El vigente campeón del mundo perdió este lunes ante el anfitrión Hans Niemann durante la tercera ronda del prestigioso certamen y vio truncada su cadena de 53 partidas clásicas sin conocer la derrota.
El genio escandinavo anunció su retirada de la cita a través de su cuenta en Twitter, agregando el enlace a un video en que se escucha decir al técnico portugués José Mourinho la frase siguiente: “Prefiero no hablar, si hablo, estoy en un gran problema”.
“Siempre me ha gustado jugar aquí y espero volver en el futuro”, agregó Carlsen en claro reconocimiento a que su molestia no tiene que ver con el certamen. No obstante, los reales motivos continúan siendo un misterio.
Por la forma en que se desarrollaron los acontecimientos, no pocos ven en Niemann la causa, pues se trata de un jugador descalificado antes en torneos desarrollados de manera online.
Al joven de 19 años de edad y número 49 del ranking mundial se le cortó la participación en dos torneos jugados mediante plataformas de Internet, en los que se aplican software antitrampas para detectar el por ciento de movimientos hechos que coinciden con los recomendados por sistemas de análisis computarizados.
Incluso Carlsen, un superdotado del Juego Ciencia y activo en este tipo de justas, ha sido incapaz de mantener la precisión de un ordenador.
“Niemann jugó de manera casi perfecta, con nivel de Kasparov, Fischer o Carlsen, las tres primeras partidas de la Copa Sinquefield”, declaró a Marca un gran maestro que prefirió el anonimato, pero que parece corroborar el sentimiento del noruego.
La partida en cuestión terminó luego de 57 jugadas de una Defensa Ninzoindia y en su favor el estadounidense aclaró que era una línea que conocía a la perfección. “Tal vez Magnus debería haber consultado el banco de datos de mis partidas para comprobar que me resultaba muy familiar”, añadió.
Lo cierto es que el torneo, dotado de 350 000 dólares en premios, quedó con nueve jugadores y marcado por la sombra de la duda.
Demorar la transmisión online por 15 minutos respecto al tiempo real y profundizar en los controles que permiten identificar cualquier tipo de comunicación utilizando bandas de radiofrecuencia en el entorno de juego, son algunas de las medidas implementadas para lo que queda de celebración.
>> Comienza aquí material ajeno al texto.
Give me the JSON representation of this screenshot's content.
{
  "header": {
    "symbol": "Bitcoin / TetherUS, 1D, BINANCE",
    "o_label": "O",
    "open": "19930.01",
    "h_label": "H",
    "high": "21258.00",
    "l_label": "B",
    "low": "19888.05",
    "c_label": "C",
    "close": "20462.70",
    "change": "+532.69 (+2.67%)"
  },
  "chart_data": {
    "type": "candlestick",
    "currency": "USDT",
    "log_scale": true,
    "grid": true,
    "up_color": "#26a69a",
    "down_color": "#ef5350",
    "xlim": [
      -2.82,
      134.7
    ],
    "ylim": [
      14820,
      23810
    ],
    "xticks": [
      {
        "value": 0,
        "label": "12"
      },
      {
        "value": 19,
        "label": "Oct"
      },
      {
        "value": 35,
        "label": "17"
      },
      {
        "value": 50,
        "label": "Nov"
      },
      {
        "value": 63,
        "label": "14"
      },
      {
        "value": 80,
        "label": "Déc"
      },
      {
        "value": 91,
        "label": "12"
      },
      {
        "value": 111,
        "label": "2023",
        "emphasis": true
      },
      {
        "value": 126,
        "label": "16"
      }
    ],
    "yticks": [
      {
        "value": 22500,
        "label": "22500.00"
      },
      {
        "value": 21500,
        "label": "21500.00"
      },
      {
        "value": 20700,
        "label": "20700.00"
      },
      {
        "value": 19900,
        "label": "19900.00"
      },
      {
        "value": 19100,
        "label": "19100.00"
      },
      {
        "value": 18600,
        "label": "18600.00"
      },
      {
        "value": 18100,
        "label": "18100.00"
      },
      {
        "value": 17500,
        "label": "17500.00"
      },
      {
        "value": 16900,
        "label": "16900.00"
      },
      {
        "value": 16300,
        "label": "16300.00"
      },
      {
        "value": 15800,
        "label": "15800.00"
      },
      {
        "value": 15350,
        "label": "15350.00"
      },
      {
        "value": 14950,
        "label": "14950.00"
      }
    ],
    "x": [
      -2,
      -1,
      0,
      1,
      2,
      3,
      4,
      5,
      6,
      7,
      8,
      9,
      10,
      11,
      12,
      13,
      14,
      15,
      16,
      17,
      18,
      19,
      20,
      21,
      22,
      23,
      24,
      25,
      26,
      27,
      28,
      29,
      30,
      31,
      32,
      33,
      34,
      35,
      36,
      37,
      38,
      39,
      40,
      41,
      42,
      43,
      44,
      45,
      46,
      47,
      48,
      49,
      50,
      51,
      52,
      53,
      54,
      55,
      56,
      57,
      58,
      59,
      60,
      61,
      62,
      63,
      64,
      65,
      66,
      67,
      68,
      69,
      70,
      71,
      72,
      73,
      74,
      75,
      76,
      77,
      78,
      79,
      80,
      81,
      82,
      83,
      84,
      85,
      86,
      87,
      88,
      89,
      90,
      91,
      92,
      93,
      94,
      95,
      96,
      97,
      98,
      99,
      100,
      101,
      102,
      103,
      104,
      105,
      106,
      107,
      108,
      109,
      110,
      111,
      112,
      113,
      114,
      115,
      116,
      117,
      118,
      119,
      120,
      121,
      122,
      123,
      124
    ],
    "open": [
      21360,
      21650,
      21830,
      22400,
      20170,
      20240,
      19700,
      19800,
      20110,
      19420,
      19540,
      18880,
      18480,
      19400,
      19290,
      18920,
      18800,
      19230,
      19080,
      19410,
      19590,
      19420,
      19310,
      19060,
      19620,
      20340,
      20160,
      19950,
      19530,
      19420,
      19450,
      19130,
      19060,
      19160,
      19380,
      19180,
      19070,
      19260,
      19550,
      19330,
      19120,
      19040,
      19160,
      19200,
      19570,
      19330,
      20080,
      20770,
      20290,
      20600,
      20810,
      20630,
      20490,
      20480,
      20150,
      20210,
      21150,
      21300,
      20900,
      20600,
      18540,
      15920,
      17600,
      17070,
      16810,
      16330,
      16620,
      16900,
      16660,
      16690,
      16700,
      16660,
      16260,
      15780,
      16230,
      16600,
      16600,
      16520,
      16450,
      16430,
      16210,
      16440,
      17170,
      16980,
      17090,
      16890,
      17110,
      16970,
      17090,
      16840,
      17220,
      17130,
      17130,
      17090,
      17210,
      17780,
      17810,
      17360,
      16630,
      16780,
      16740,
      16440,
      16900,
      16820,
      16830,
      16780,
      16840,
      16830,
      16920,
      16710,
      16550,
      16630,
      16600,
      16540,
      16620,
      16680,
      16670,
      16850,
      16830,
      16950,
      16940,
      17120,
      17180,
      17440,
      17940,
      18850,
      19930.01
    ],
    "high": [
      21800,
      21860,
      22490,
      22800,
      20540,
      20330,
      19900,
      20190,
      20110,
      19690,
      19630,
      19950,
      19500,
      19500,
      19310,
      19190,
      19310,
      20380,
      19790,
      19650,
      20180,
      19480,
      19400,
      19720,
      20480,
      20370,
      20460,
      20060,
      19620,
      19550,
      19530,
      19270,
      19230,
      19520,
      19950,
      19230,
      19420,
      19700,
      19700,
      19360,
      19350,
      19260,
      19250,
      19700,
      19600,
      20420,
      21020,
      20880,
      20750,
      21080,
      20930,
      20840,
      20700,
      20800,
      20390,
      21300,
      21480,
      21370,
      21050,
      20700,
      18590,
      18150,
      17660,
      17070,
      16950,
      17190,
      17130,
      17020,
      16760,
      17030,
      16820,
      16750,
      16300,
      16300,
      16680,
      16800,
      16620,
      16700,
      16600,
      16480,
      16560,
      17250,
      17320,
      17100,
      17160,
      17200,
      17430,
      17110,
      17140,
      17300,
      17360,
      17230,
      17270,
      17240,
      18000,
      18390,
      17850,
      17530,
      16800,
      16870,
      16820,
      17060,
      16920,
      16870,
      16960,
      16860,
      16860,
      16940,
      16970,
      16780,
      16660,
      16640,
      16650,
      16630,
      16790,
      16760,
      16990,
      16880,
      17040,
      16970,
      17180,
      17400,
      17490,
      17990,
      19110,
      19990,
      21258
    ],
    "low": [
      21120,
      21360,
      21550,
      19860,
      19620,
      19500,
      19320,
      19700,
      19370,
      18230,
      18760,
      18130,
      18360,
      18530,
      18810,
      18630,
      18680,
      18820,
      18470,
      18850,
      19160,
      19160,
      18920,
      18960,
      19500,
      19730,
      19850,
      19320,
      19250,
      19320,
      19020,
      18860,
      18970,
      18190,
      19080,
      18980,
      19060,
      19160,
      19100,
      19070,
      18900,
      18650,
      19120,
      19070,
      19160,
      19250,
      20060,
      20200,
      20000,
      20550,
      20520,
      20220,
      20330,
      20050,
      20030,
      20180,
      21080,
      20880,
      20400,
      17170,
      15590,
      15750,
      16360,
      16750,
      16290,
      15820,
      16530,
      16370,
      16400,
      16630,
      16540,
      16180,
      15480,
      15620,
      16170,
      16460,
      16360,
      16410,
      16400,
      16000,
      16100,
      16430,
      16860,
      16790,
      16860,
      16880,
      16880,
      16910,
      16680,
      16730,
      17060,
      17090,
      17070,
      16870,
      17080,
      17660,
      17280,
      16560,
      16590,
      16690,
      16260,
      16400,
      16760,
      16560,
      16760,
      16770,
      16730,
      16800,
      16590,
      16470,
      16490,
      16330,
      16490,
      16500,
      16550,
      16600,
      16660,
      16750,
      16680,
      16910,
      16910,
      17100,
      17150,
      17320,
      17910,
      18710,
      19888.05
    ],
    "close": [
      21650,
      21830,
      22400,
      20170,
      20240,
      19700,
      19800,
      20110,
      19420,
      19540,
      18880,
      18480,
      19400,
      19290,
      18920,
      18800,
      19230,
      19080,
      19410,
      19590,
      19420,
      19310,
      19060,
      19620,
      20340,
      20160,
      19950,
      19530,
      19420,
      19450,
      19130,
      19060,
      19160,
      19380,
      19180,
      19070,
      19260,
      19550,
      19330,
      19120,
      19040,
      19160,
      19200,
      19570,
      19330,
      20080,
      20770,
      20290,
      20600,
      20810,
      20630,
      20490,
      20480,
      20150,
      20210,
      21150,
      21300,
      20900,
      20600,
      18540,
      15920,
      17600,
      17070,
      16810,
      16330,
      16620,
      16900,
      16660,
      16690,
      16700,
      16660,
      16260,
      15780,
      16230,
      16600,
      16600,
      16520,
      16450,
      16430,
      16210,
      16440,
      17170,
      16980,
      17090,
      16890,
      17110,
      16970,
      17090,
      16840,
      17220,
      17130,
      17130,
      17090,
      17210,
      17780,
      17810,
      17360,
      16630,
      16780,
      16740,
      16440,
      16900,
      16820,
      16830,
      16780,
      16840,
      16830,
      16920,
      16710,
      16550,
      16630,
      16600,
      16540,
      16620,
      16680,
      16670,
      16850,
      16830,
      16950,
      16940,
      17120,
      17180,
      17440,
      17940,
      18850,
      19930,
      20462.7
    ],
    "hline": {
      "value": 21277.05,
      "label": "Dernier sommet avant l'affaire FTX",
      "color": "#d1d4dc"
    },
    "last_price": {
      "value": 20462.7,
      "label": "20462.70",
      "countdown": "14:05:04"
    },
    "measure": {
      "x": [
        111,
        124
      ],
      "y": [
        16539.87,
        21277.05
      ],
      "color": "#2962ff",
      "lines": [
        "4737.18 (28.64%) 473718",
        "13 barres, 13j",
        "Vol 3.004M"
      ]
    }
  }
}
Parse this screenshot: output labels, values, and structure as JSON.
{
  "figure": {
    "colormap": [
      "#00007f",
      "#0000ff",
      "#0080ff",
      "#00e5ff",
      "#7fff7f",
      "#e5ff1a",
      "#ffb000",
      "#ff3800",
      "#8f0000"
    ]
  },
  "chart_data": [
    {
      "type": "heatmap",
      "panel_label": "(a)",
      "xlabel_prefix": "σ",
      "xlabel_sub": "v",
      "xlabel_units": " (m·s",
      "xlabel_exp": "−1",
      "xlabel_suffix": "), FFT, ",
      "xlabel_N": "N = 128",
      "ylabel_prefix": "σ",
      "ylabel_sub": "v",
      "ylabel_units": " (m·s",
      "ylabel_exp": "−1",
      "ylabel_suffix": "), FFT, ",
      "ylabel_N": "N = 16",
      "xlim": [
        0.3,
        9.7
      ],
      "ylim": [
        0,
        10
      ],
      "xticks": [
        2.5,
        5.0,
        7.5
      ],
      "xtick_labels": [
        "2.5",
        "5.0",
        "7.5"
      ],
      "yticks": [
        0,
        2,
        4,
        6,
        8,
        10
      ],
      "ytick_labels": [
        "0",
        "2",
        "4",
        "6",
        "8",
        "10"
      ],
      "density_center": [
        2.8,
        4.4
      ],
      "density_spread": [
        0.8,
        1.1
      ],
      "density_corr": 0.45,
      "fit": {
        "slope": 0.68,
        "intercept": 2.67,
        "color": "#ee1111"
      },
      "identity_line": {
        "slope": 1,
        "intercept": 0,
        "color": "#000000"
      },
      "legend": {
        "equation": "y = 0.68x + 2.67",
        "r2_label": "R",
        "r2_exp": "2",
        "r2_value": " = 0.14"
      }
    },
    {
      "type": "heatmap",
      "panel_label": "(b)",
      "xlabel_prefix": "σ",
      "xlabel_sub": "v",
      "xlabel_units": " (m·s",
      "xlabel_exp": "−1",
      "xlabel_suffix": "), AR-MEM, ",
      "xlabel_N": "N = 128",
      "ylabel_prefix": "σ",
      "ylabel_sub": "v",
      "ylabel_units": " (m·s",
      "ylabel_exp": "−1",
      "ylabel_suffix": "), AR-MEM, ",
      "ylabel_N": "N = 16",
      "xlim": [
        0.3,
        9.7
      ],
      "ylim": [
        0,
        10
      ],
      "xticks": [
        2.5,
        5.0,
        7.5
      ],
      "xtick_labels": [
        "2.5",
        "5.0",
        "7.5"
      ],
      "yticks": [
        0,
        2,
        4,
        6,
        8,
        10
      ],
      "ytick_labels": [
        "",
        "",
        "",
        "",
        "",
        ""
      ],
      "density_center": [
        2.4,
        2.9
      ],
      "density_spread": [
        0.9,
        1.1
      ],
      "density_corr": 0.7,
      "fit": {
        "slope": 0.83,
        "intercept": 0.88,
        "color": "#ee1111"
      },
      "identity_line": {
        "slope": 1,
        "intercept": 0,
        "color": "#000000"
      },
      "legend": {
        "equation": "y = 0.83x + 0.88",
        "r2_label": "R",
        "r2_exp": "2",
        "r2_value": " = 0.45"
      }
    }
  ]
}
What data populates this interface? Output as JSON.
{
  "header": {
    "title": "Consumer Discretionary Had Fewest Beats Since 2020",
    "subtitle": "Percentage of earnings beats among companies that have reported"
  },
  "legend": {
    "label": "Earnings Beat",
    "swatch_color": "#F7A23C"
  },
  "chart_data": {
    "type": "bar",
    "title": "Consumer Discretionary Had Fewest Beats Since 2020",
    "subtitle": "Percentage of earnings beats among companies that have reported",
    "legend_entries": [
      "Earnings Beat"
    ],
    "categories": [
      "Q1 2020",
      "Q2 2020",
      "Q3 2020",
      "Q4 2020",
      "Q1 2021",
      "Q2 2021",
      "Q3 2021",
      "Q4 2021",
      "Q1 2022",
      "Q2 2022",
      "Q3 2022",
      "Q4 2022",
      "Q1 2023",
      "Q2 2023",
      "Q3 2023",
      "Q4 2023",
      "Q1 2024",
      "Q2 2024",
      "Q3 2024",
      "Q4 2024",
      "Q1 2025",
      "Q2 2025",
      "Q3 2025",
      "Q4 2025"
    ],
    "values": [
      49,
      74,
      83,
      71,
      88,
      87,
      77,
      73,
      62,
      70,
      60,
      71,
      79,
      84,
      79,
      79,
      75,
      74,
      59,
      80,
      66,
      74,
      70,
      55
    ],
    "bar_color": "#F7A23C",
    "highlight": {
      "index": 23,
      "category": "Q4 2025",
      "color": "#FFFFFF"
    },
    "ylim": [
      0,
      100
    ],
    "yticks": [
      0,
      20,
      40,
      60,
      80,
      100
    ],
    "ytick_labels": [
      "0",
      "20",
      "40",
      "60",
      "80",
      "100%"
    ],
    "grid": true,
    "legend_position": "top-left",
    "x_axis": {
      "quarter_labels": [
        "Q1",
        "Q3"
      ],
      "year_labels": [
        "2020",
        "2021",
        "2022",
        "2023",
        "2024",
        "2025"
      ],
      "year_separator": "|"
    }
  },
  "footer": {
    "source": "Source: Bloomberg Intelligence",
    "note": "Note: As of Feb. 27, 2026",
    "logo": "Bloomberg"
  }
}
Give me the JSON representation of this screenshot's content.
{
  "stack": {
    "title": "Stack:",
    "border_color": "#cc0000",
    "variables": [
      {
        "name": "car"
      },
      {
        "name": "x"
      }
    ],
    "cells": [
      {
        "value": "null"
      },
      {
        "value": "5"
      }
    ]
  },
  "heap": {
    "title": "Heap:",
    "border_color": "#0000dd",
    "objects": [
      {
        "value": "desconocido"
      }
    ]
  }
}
Carlsen ganó el título universal por primera vez en 2013 y lo ha defendido exitosamente en otras cuatro ocasiones. Aunque había dado algunas pistas, en julio pasado anunció oficialmente que no se sentía con motivación suficiente para encarar un nuevo match por la corona, por lo que dejaría vacante el trono del ajedrez a nivel mundial.
Quizás por eso no sea tan desacertado preguntarse: ¿Se trata esta retirada de una nueva excentricidad del genio noruego?